Como todo había sido reconstruido y mezclado, aquella ala de la casa tenía un aspecto diferente. Residieron allí, en el segundo piso. Habían decidido permanecer hasta finales de año y luego regresar a Rusia. Y el fantasma de la escuela, que su padre no se atrevía a mencionar, volvió a surgir. Su madre regresó mucho antes que ellos, a principios del verano. Dijo que añoraba enfermizamente el campo ruso, y aquel prolongado «enfermizamente», con una dolorosa y plañidera sílaba intermedia, era casi la única entonación de su madre que Luzhin retenía en la memoria. Sin embargo, partió de mala gana, sin saber si debía permanecer o marcharse. Hacía ya tiempo que experimentaba una extraña sensación de alejamiento con respecto a su hijo, como si lo hubiera perdido en alguna parte; el hijo que amaba no era aquel adolescente, no era el prodigio del ajedrez del que hablaban los periódicos, sino aquel niño ardiente e insoportable que a la menor contrariedad era capaz de arrojarse al suelo entre gritos y pataletas. Y todo era tan triste, tan innecesario… aquellas lilas tan poco rusas del jardín de la estación, aquellas lámparas en forma de tulipanes en el vagón dormitorio del Nord-Express, aquella sensación de ahogo, tal vez angina de pecho o tal vez, como decía su marido, mera cuestión de nervios.
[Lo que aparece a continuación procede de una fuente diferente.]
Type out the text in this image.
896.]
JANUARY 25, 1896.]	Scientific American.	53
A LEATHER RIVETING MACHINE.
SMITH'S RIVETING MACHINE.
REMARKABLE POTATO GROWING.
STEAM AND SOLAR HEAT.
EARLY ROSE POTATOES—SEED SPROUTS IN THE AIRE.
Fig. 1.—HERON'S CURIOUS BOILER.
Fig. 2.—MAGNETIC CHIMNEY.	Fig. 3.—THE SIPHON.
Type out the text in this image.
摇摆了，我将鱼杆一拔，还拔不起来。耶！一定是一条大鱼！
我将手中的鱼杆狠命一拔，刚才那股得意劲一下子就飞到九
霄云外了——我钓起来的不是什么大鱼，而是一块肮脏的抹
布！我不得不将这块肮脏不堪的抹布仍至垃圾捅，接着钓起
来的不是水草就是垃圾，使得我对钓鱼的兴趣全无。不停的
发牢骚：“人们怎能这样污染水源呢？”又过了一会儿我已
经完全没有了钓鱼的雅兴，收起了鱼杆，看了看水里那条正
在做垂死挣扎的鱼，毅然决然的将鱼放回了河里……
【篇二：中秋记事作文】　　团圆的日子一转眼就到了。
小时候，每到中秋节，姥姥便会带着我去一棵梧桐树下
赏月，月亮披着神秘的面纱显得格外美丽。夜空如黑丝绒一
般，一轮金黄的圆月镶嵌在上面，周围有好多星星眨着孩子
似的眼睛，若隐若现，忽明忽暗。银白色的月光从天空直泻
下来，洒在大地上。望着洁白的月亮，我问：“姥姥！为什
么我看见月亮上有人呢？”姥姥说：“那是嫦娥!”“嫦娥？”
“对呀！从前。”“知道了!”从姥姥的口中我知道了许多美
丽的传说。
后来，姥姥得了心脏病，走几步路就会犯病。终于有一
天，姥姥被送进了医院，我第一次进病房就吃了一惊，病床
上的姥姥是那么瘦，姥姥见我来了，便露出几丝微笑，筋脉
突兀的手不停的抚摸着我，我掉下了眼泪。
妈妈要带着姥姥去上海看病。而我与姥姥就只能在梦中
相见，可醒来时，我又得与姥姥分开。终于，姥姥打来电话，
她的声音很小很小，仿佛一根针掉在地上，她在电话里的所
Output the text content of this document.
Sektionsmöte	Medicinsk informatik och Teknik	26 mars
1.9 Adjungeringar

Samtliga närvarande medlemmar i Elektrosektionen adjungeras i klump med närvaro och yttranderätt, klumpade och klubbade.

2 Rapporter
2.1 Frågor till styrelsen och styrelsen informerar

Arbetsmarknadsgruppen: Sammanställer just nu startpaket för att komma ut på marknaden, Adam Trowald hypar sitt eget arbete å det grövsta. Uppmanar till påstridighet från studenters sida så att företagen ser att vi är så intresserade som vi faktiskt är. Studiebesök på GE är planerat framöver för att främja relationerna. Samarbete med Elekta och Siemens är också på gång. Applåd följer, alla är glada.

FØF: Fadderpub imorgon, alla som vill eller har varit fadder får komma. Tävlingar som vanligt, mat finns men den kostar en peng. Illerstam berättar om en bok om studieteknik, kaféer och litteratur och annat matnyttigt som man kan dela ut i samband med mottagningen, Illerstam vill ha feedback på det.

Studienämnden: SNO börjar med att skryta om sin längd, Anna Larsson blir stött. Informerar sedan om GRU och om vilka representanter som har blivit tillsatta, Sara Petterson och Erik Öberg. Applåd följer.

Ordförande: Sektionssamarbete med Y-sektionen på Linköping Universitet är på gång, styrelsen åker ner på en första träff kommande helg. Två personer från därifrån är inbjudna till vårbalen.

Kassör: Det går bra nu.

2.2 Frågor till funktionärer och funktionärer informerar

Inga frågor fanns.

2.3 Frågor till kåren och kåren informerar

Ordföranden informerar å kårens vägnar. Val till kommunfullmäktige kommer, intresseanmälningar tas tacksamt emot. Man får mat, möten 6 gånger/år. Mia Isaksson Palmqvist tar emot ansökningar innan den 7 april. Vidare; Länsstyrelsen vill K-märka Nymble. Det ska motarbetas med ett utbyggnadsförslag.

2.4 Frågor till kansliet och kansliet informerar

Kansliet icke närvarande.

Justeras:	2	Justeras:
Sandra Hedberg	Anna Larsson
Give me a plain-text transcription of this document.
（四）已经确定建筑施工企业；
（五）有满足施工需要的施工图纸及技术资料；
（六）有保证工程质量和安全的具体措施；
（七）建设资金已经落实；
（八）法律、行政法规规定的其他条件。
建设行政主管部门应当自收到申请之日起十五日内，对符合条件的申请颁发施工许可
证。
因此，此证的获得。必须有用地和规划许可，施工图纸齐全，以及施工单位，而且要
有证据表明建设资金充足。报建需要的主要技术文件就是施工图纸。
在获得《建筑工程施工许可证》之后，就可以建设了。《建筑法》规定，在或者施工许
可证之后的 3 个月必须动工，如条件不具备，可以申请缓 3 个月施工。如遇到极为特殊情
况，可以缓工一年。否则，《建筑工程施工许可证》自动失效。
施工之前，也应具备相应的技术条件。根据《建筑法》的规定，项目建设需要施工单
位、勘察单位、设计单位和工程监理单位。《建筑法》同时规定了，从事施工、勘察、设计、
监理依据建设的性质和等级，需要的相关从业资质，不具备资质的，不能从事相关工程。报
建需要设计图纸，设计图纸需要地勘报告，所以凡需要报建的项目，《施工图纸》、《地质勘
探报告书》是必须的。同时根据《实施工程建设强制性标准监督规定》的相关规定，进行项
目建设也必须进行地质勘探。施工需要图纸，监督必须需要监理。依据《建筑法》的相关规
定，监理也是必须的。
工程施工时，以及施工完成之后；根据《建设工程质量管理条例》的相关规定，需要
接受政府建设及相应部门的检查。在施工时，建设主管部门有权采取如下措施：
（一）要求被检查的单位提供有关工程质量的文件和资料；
Se marchó y no escribió; su padre, que rebosaba felicidad, se mudó a una habitación pequeña; poco después, un día de julio en que el pequeño Luzhin volvía de otro hotel, donde vivía uno de aquellos ancianos malhumorados que eran sus compañeros de juego, vislumbró por casualidad a su padre, que caminaba bajo el brillante sol del atardecer junto a la cerca de madera que bordeaba uno de los senderos de la colina. Su padre acompañaba a una dama, y como esa dama era, sin lugar a dudas, su joven tía pelirroja de San Petersburgo, sintió una gran sorpresa y también algo de vergüenza, por lo que no comentó nada con su padre. Unos días después, muy temprano, oyó a su padre correr por el pasillo hacia su habitación, al parecer riéndose a carcajadas. La puerta se abrió con gran estrépito, y su padre entró y extendió frente a él un trozo de papel, como si quisiera mantenerlo lo más lejos posible. Las lágrimas le rodaban por las mejillas y por la nariz como si se hubiera echado agua en la cara. Entre sollozos y jadeos no cesaba de repetir, mientras agitaba el telegrama:

—¿Qué es esto? Pero ¿qué es esto? Se trata de un error. Deben de haberse confundido.